Investor lending is now close to its 2022 high, with 196,699 loans issued in the year to June 2025. Queensland and South Australia saw the strongest annual growth among the states, both up 16%, followed by New South Wales at 12% and Western Australia at 10%.
“The expectation is that growing investor activity will inject much-needed capital into the housing sector, boost rental supply, and support broader economic growth, particularly once the RBA moves back into a hold position with the cash rate, potentially sometime next year,” Hays said.

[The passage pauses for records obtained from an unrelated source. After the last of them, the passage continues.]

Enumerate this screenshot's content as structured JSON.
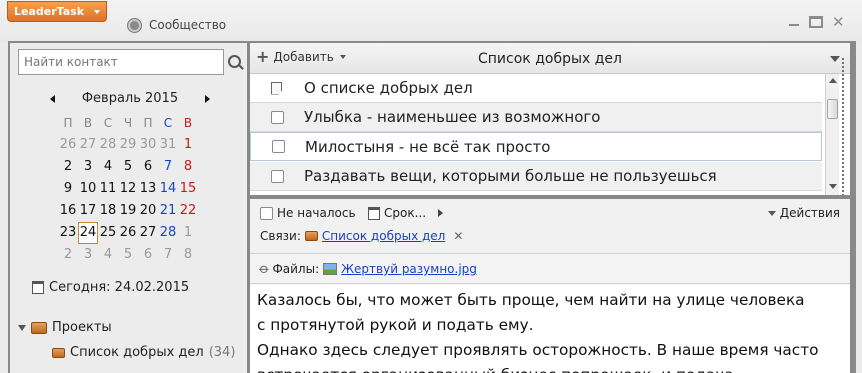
{
  "titlebar": {
    "app_menu_label": "LeaderTask",
    "community_label": "Сообщество"
  },
  "left_panel": {
    "search_placeholder": "Найти контакт",
    "calendar": {
      "month_label": "Февраль 2015",
      "weekdays": [
        "П",
        "В",
        "С",
        "Ч",
        "П",
        "С",
        "В"
      ],
      "weeks": [
        [
          "26",
          "27",
          "28",
          "29",
          "30",
          "31",
          "1"
        ],
        [
          "2",
          "3",
          "4",
          "5",
          "6",
          "7",
          "8"
        ],
        [
          "9",
          "10",
          "11",
          "12",
          "13",
          "14",
          "15"
        ],
        [
          "16",
          "17",
          "18",
          "19",
          "20",
          "21",
          "22"
        ],
        [
          "23",
          "24",
          "25",
          "26",
          "27",
          "28",
          "1"
        ],
        [
          "2",
          "3",
          "4",
          "5",
          "6",
          "7",
          "8"
        ]
      ],
      "selected_day": "24"
    },
    "today_label": "Сегодня: 24.02.2015",
    "projects_label": "Проекты",
    "project_item": {
      "name": "Список добрых дел",
      "count": "(34)"
    }
  },
  "tasks": {
    "add_label": "Добавить",
    "list_title": "Список добрых дел",
    "items": [
      {
        "text": "О списке добрых дел",
        "type": "note"
      },
      {
        "text": "Улыбка - наименьшее из возможного",
        "type": "task"
      },
      {
        "text": "Милостыня - не всё так просто",
        "type": "task",
        "selected": true
      },
      {
        "text": "Раздавать вещи, которыми больше не пользуешься",
        "type": "task"
      }
    ]
  },
  "detail": {
    "status_label": "Не началось",
    "deadline_label": "Срок...",
    "actions_label": "Действия",
    "links_label": "Связи:",
    "link_name": "Список добрых дел",
    "files_label": "Файлы:",
    "file_name": "Жертвуй разумно.jpg",
    "body_lines": [
      "Казалось бы, что может быть проще, чем найти на улице человека",
      "с протянутой рукой и подать ему.",
      "Однако здесь следует проявлять осторожность. В наше время часто",
      "встречается организованный бизнес попрошаек, и подача"
    ]
  },
  "colors": {
    "accent_orange": "#e0702a",
    "link_blue": "#1a3fc8",
    "weekend_blue": "#1a44c8",
    "weekend_red": "#c41a1a"
  }
}
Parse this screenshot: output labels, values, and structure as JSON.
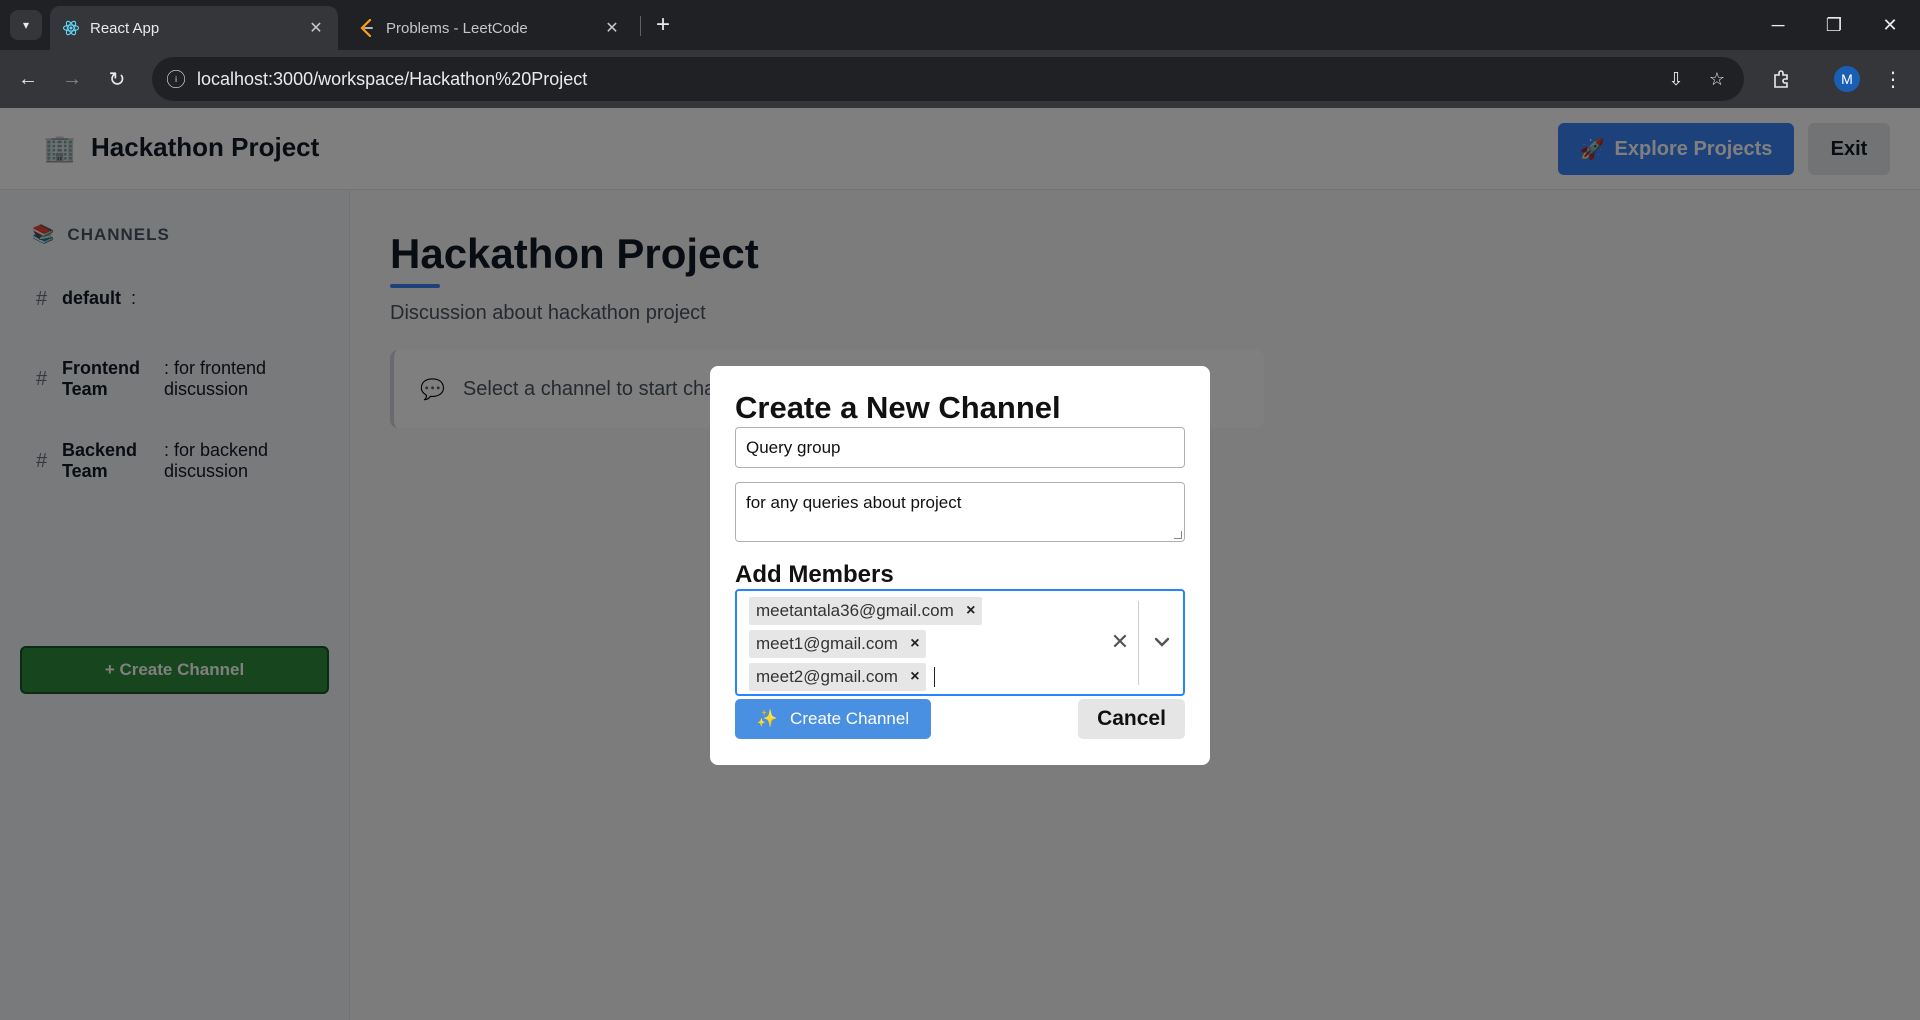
{
  "browser": {
    "tabs": [
      {
        "title": "React App",
        "icon": "react-icon",
        "active": true
      },
      {
        "title": "Problems - LeetCode",
        "icon": "leetcode-icon",
        "active": false
      }
    ],
    "url": "localhost:3000/workspace/Hackathon%20Project",
    "profile_initial": "M"
  },
  "header": {
    "title": "Hackathon Project",
    "explore_label": "Explore Projects",
    "exit_label": "Exit"
  },
  "sidebar": {
    "heading": "CHANNELS",
    "channels": [
      {
        "name": "default",
        "desc": ":"
      },
      {
        "name": "Frontend Team",
        "desc": ": for frontend discussion"
      },
      {
        "name": "Backend Team",
        "desc": ": for backend discussion"
      }
    ],
    "create_label": "+ Create Channel"
  },
  "main": {
    "title": "Hackathon Project",
    "description": "Discussion about hackathon project",
    "placeholder": "Select a channel to start chatting"
  },
  "modal": {
    "title": "Create a New Channel",
    "name_value": "Query group",
    "desc_value": "for any queries about project",
    "members_label": "Add Members",
    "members": [
      "meetantala36@gmail.com",
      "meet1@gmail.com",
      "meet2@gmail.com"
    ],
    "create_label": "Create Channel",
    "cancel_label": "Cancel"
  },
  "colors": {
    "primary": "#3b82f6",
    "create_green": "#2e8b3a",
    "focus_border": "#2684ff"
  }
}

The gap between investor and owner-occupier loans is now at its narrowest since June 2021, with investors accounting for 38% of all new lending. The difference in quarterly loan numbers has shrunk from 62% (71,190 loans) in June 2021 to 39% (31,864 loans) in June 2025.
"The split between the two buyer segments will shape both housing affordability and rental supply going forward,” Hays said. “Investors are now taking a larger share of the loan market – traditionally a sign of market confidence and broader prosperity.
“However, the concern from the other side of the fence is that stronger investor demand could make it even harder for owner-occupiers and first-home buyers to compete, pushing prices higher and widening the affordability gap.”
Refinancing activity has also rebounded, with 585,317 loans recorded in the year to June 2025, just below the September 2023 peak. The increase is being driven by borrowers opting to refinance with their current lender, with internally refinanced loans up 31% annually, compared to 2% growth for external refinancing.